The demo consisted of three separate levels, each with their own unique gameplay style. The first one I played was your standard FNaF design, where those creepy animatronic creatures are on the loose and are slowly working their way to you. With a door to my left, a door to my right, and a security cam panel and map laid out in front of me, I had to try to follow the creatures as they moved towards me. Only problem was, I had a limited power supply and those damn doors required power to remain closed. If the power level reached zero before I survived 5 minutes the doors would be open and the creatures would come visit me and I would be dead (spoiler alert: I died).

Why Would I Want to Fix This Damn Thing?

The second level I tried out was a repair scenario.
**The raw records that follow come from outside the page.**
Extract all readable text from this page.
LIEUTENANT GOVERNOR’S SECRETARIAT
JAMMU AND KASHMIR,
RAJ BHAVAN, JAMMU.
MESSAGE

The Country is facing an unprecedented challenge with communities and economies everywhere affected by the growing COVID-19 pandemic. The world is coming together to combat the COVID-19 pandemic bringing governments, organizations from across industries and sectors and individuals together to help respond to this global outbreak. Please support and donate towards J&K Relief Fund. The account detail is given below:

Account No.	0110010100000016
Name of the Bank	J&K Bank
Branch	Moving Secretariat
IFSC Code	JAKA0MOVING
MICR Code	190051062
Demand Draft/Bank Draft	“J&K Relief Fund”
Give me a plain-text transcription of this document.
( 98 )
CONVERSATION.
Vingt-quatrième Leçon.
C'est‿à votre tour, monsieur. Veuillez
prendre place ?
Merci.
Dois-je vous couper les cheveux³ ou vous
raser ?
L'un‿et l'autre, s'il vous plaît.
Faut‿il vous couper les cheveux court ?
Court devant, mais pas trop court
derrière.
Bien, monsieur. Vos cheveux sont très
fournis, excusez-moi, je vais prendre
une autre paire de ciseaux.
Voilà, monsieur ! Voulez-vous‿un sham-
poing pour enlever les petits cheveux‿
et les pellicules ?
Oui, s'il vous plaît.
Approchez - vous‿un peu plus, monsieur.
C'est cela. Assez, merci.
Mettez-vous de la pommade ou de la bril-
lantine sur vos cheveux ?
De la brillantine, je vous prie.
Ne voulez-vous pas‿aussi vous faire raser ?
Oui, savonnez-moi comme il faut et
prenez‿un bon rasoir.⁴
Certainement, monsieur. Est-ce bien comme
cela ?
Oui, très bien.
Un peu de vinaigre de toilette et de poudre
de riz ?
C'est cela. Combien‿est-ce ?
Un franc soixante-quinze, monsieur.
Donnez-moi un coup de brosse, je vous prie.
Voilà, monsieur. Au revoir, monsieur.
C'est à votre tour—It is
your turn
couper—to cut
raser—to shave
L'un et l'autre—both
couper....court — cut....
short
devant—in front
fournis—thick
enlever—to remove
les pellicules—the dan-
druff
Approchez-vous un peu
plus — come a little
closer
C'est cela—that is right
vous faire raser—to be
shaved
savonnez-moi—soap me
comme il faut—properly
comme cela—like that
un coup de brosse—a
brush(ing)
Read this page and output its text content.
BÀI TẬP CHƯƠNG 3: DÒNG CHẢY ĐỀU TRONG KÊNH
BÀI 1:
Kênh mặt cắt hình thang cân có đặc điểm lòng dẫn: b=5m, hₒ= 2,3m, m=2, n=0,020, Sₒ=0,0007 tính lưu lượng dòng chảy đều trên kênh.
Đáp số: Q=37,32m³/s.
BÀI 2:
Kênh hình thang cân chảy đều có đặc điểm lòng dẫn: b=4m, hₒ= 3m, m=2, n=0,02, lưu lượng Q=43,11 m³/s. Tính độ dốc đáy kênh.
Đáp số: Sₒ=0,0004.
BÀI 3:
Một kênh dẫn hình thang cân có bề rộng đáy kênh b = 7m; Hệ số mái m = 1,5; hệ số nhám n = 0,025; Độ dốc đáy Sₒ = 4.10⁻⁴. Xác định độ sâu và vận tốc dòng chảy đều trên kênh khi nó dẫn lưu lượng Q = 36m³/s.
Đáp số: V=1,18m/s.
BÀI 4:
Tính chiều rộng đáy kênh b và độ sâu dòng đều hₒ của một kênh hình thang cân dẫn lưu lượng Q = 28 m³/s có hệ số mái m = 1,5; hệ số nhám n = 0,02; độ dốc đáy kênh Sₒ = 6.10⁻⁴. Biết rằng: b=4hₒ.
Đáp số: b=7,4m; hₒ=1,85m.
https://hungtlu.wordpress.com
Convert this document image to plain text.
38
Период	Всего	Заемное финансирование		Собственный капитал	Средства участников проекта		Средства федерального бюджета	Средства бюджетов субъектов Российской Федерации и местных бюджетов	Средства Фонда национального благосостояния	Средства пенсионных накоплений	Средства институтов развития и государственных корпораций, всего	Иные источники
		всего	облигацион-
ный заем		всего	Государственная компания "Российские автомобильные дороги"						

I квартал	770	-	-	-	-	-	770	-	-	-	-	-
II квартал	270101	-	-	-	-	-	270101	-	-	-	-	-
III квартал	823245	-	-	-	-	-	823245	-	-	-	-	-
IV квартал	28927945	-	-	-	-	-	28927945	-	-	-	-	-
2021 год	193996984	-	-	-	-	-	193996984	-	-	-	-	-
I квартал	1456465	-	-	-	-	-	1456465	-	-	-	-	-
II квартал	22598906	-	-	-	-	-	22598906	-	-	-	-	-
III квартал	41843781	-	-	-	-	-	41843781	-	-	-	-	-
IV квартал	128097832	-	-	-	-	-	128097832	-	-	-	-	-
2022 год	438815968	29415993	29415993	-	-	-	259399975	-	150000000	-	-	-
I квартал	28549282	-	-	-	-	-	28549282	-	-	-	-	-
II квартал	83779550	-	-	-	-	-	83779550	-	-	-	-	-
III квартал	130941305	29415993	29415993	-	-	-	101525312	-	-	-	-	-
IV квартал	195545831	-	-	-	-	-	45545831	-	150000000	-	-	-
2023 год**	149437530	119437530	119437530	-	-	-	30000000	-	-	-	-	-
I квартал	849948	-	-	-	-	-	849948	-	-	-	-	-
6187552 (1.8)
All I had to do was follow specific instructions and I could repair the animatronic creature in front of me. Personally I think a sledge hammer would be the better way to go. Why in the hell would I want to repair something as creepy as one of these guys? Regardless of my personal feelings towards these lovely creatures, I was tasked with repairing one, so went about trying to do just that. The instructions are very specific and you better remember your right from left, and realize that the creature’s right and left are flipped from yours. It’s only your life at stake, so no big deal, right?

The third level I played was like a standard escape room, but with a twist. It was called Vent Repair and I was inside the vent system of a building. It was a small square room with three doors. One on the left, one on the right, and one in front of me. Once I pushed a small button below me the door on the left opened to reveal more buttons and levers. Finding the correct sequence with these then opened the door in the middle and it also had more things to interact with. Here’s where the game gets tricky. If you don’t occasionally look back at the door on the left, a creature will come and kill you through it. By the time you get the last door open and start working through that puzzle, you’ll look like a skittish bird and quite possibly get whiplash because you’ll have to keep looking back through the other doors to make sure something isn’t coming to kill you, all while trying to figure out the last puzzle.

It was a Dark and Scary Night

This being a horror title, it’s naturally a dark and haunted looking game. It feels like a game originally designed to be played in VR as it plays incredibly well in an up-close, first person view. The jump scares, of which I don’t normally fall victim too, got me a couple of times, and I’m pretty sure that was caused by being so close to what I was working on. If you’re claustrophobic, the realism of the vent repair scenario might actually prove to be too much for you, as you can sense the tightness of the space as you work through it. The level is designed so well that you’ll feel like you are stuck in a vent and trying to save your own life.

The final version of Five Nights at Freddy’s VR: Help Wanted, set to be released on April 30th, will have 40+ levels of delightfully scary scenarios to play through, with collectibles to be found and unlockables to be earned. There will be a game hub set in an arcade where you’ll be able to see what you have unlocked and turn in tokens you have found to unlock even more stuff. The replay value of the game may be pretty high, and even if you have played through a bunch of Freddy’s stuff before, the developer says there are a bunch of new things created just for the VR game.